"If you're presenting yourself with confidence, you can pull off pretty much anything."
Two years ago, at the Advertising Association's first summit, we asked business leaders from across agencies, brands and media a simple question: Why does advertising need an event like this?
One of them was The Guardian's Alan Rusbridger. With an editor's gift for brevity he said, "Because in times of revolution, it's good to stick together."
There has never been a more tumultuous time to be working in marketing communications. We are - all of us - in a perfect storm of economic, technological and societal change, and it is all the more reason, if only occasionally, to put our competitive instincts to one side and stick together.
One of the reasons the AA exists is to do just that - to bring advertising together to promote its role, defend its rights and deliver on its responsibilities. So it should be no surprise that I am delighted to see Advertising Week finally arrive in London. Film has one, fashion has one - even British Sausages have one. Now we have ours, and it's about bloody time.
But more than that, I sense that Advertising Week is not the only example of a collective spring in advertising's step.
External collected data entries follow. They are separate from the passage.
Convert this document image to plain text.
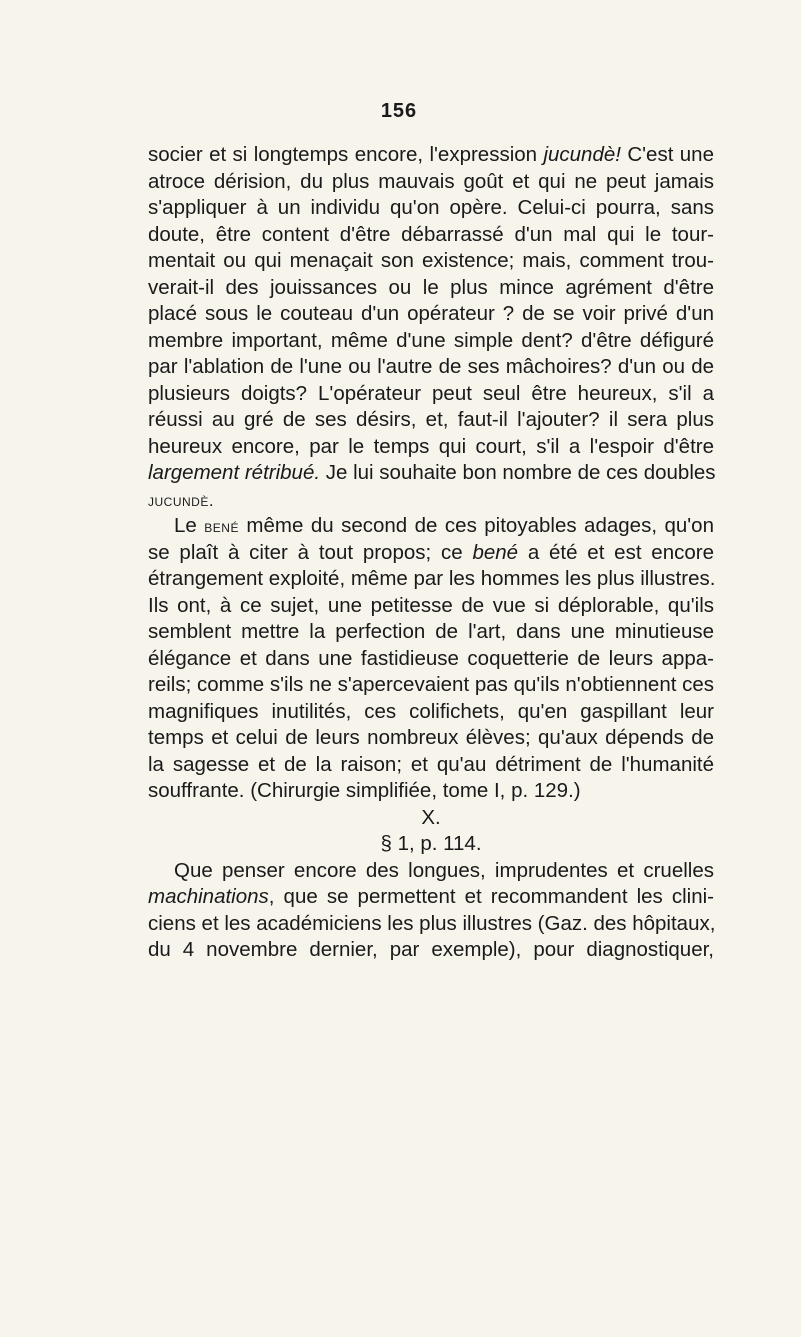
156
socier et si longtemps encore, l'expression jucundè! C'est une
atroce dérision, du plus mauvais goût et qui ne peut jamais
s'appliquer à un individu qu'on opère. Celui-ci pourra, sans
doute, être content d'être débarrassé d'un mal qui le tour-
mentait ou qui menaçait son existence; mais, comment trou-
verait-il des jouissances ou le plus mince agrément d'être
placé sous le couteau d'un opérateur ? de se voir privé d'un
membre important, même d'une simple dent? d'être défiguré
par l'ablation de l'une ou l'autre de ses mâchoires? d'un ou de
plusieurs doigts? L'opérateur peut seul être heureux, s'il a
réussi au gré de ses désirs, et, faut-il l'ajouter? il sera plus
heureux encore, par le temps qui court, s'il a l'espoir d'être
largement rétribué. Je lui souhaite bon nombre de ces doubles
jucundè.
Le bené même du second de ces pitoyables adages, qu'on
se plaît à citer à tout propos; ce bené a été et est encore
étrangement exploité, même par les hommes les plus illustres.
Ils ont, à ce sujet, une petitesse de vue si déplorable, qu'ils
semblent mettre la perfection de l'art, dans une minutieuse
élégance et dans une fastidieuse coquetterie de leurs appa-
reils; comme s'ils ne s'apercevaient pas qu'ils n'obtiennent ces
magnifiques inutilités, ces colifichets, qu'en gaspillant leur
temps et celui de leurs nombreux élèves; qu'aux dépends de
la sagesse et de la raison; et qu'au détriment de l'humanité
souffrante. (Chirurgie simplifiée, tome I, p. 129.)
X.
§ 1, p. 114.
Que penser encore des longues, imprudentes et cruelles
machinations, que se permettent et recommandent les clini-
ciens et les académiciens les plus illustres (Gaz. des hôpitaux,
du 4 novembre dernier, par exemple), pour diagnostiquer,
In January of this year, the AA published a new Deloitte study which was ground-breaking in more ways than one. Firstly, in the scale of its ambition - to qualify and quantify the impact of marketing communications on the modern economy. And secondly, because over 70 businesses worked together to make it happen. These organisations form the AA's Front Foot group, a coalition which exists to put authority and hard evidence behind the case for advertising and communications.
The econometrics may have been complex, but the conclusions are both simple and startling.
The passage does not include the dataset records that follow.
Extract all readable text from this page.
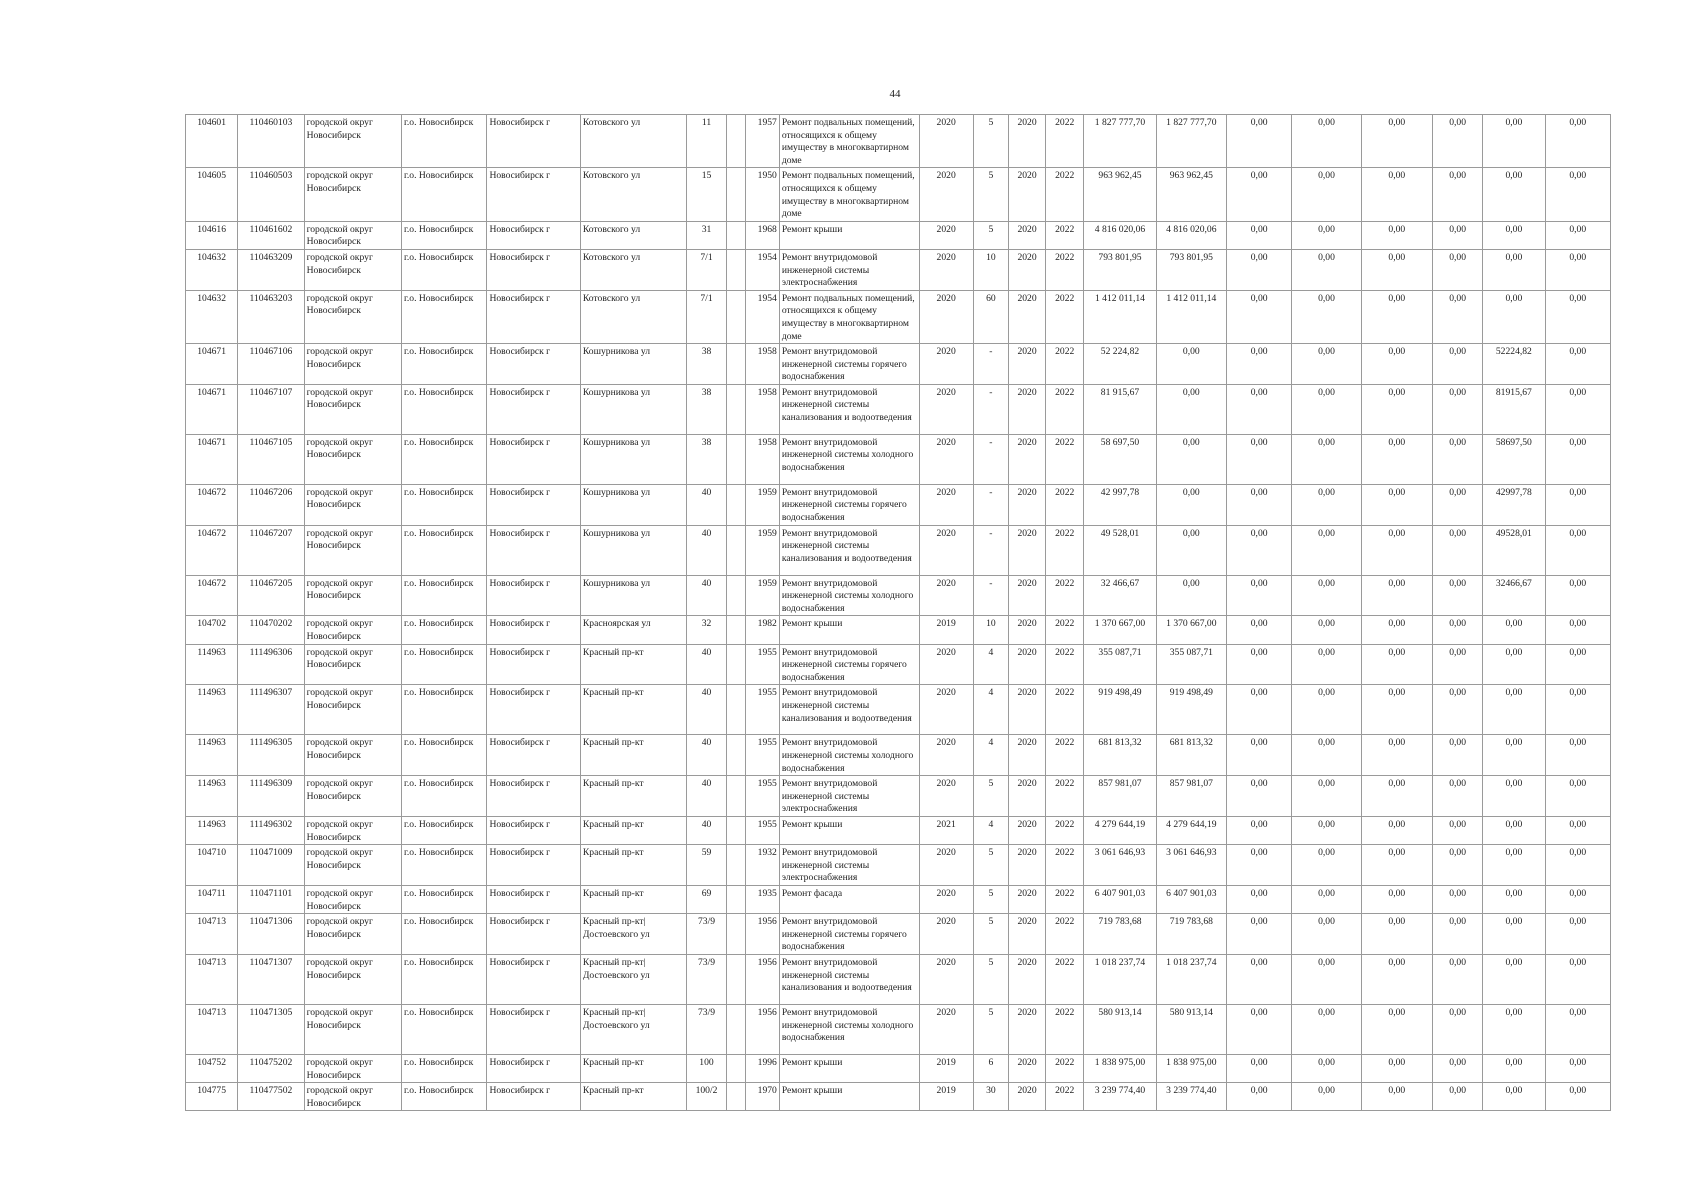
44
104601	110460103	городской округ Новосибирск	г.о. Новосибирск	Новосибирск г	Котовского ул	11		1957	Ремонт подвальных помещений, относящихся к общему имуществу в многоквартирном доме	2020	5	2020	2022	1 827 777,70	1 827 777,70	0,00	0,00	0,00	0,00	0,00	0,00
104605	110460503	городской округ Новосибирск	г.о. Новосибирск	Новосибирск г	Котовского ул	15		1950	Ремонт подвальных помещений, относящихся к общему имуществу в многоквартирном доме	2020	5	2020	2022	963 962,45	963 962,45	0,00	0,00	0,00	0,00	0,00	0,00
104616	110461602	городской округ Новосибирск	г.о. Новосибирск	Новосибирск г	Котовского ул	31		1968	Ремонт крыши	2020	5	2020	2022	4 816 020,06	4 816 020,06	0,00	0,00	0,00	0,00	0,00	0,00
104632	110463209	городской округ Новосибирск	г.о. Новосибирск	Новосибирск г	Котовского ул	7/1		1954	Ремонт внутридомовой инженерной системы электроснабжения	2020	10	2020	2022	793 801,95	793 801,95	0,00	0,00	0,00	0,00	0,00	0,00
104632	110463203	городской округ Новосибирск	г.о. Новосибирск	Новосибирск г	Котовского ул	7/1		1954	Ремонт подвальных помещений, относящихся к общему имуществу в многоквартирном доме	2020	60	2020	2022	1 412 011,14	1 412 011,14	0,00	0,00	0,00	0,00	0,00	0,00
104671	110467106	городской округ Новосибирск	г.о. Новосибирск	Новосибирск г	Кошурникова ул	38		1958	Ремонт внутридомовой инженерной системы горячего водоснабжения	2020	-	2020	2022	52 224,82	0,00	0,00	0,00	0,00	0,00	52224,82	0,00
104671	110467107	городской округ Новосибирск	г.о. Новосибирск	Новосибирск г	Кошурникова ул	38		1958	Ремонт внутридомовой инженерной системы канализования и водоотведения	2020	-	2020	2022	81 915,67	0,00	0,00	0,00	0,00	0,00	81915,67	0,00
104671	110467105	городской округ Новосибирск	г.о. Новосибирск	Новосибирск г	Кошурникова ул	38		1958	Ремонт внутридомовой инженерной системы холодного водоснабжения	2020	-	2020	2022	58 697,50	0,00	0,00	0,00	0,00	0,00	58697,50	0,00
104672	110467206	городской округ Новосибирск	г.о. Новосибирск	Новосибирск г	Кошурникова ул	40		1959	Ремонт внутридомовой инженерной системы горячего водоснабжения	2020	-	2020	2022	42 997,78	0,00	0,00	0,00	0,00	0,00	42997,78	0,00
104672	110467207	городской округ Новосибирск	г.о. Новосибирск	Новосибирск г	Кошурникова ул	40		1959	Ремонт внутридомовой инженерной системы канализования и водоотведения	2020	-	2020	2022	49 528,01	0,00	0,00	0,00	0,00	0,00	49528,01	0,00
104672	110467205	городской округ Новосибирск	г.о. Новосибирск	Новосибирск г	Кошурникова ул	40		1959	Ремонт внутридомовой инженерной системы холодного водоснабжения	2020	-	2020	2022	32 466,67	0,00	0,00	0,00	0,00	0,00	32466,67	0,00
104702	110470202	городской округ Новосибирск	г.о. Новосибирск	Новосибирск г	Красноярская ул	32		1982	Ремонт крыши	2019	10	2020	2022	1 370 667,00	1 370 667,00	0,00	0,00	0,00	0,00	0,00	0,00
114963	111496306	городской округ Новосибирск	г.о. Новосибирск	Новосибирск г	Красный пр-кт	40		1955	Ремонт внутридомовой инженерной системы горячего водоснабжения	2020	4	2020	2022	355 087,71	355 087,71	0,00	0,00	0,00	0,00	0,00	0,00
114963	111496307	городской округ Новосибирск	г.о. Новосибирск	Новосибирск г	Красный пр-кт	40		1955	Ремонт внутридомовой инженерной системы канализования и водоотведения	2020	4	2020	2022	919 498,49	919 498,49	0,00	0,00	0,00	0,00	0,00	0,00
114963	111496305	городской округ Новосибирск	г.о. Новосибирск	Новосибирск г	Красный пр-кт	40		1955	Ремонт внутридомовой инженерной системы холодного водоснабжения	2020	4	2020	2022	681 813,32	681 813,32	0,00	0,00	0,00	0,00	0,00	0,00
114963	111496309	городской округ Новосибирск	г.о. Новосибирск	Новосибирск г	Красный пр-кт	40		1955	Ремонт внутридомовой инженерной системы электроснабжения	2020	5	2020	2022	857 981,07	857 981,07	0,00	0,00	0,00	0,00	0,00	0,00
114963	111496302	городской округ Новосибирск	г.о. Новосибирск	Новосибирск г	Красный пр-кт	40		1955	Ремонт крыши	2021	4	2020	2022	4 279 644,19	4 279 644,19	0,00	0,00	0,00	0,00	0,00	0,00
104710	110471009	городской округ Новосибирск	г.о. Новосибирск	Новосибирск г	Красный пр-кт	59		1932	Ремонт внутридомовой инженерной системы электроснабжения	2020	5	2020	2022	3 061 646,93	3 061 646,93	0,00	0,00	0,00	0,00	0,00	0,00
104711	110471101	городской округ Новосибирск	г.о. Новосибирск	Новосибирск г	Красный пр-кт	69		1935	Ремонт фасада	2020	5	2020	2022	6 407 901,03	6 407 901,03	0,00	0,00	0,00	0,00	0,00	0,00
104713	110471306	городской округ Новосибирск	г.о. Новосибирск	Новосибирск г	Красный пр-кт| Достоевского ул	73/9		1956	Ремонт внутридомовой инженерной системы горячего водоснабжения	2020	5	2020	2022	719 783,68	719 783,68	0,00	0,00	0,00	0,00	0,00	0,00
104713	110471307	городской округ Новосибирск	г.о. Новосибирск	Новосибирск г	Красный пр-кт| Достоевского ул	73/9		1956	Ремонт внутридомовой инженерной системы канализования и водоотведения	2020	5	2020	2022	1 018 237,74	1 018 237,74	0,00	0,00	0,00	0,00	0,00	0,00
104713	110471305	городской округ Новосибирск	г.о. Новосибирск	Новосибирск г	Красный пр-кт| Достоевского ул	73/9		1956	Ремонт внутридомовой инженерной системы холодного водоснабжения	2020	5	2020	2022	580 913,14	580 913,14	0,00	0,00	0,00	0,00	0,00	0,00
104752	110475202	городской округ Новосибирск	г.о. Новосибирск	Новосибирск г	Красный пр-кт	100		1996	Ремонт крыши	2019	6	2020	2022	1 838 975,00	1 838 975,00	0,00	0,00	0,00	0,00	0,00	0,00
104775	110477502	городской округ Новосибирск	г.о. Новосибирск	Новосибирск г	Красный пр-кт	100/2		1970	Ремонт крыши	2019	30	2020	2022	3 239 774,40	3 239 774,40	0,00	0,00	0,00	0,00	0,00	0,00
For every pound spent on advertising, £6 accrues to the economy as a whole. To put that in context, for most industries the economic impact of a pound spent is in the range of £2 to £4. The analysis also tackles the relationship between advertising and growth - and, crucially, shows that advertising spend is a cause of economic growth rather than an effect of it.
With those findings should come a new confidence in our dealings with government. UK business policy must better reflect the strategic role that advertising plays, and in her keynote address to our industries as we launched the report, the Secretary of State, Maria Miller, made it crystal clear that she is ready to listen.
So if success really is about presenting yourself with confidence, then it seems that Advertising Week could not be better-timed. Those words, by the way, are the wisdom of Katy Perry. And seems to work for her. Why not for us?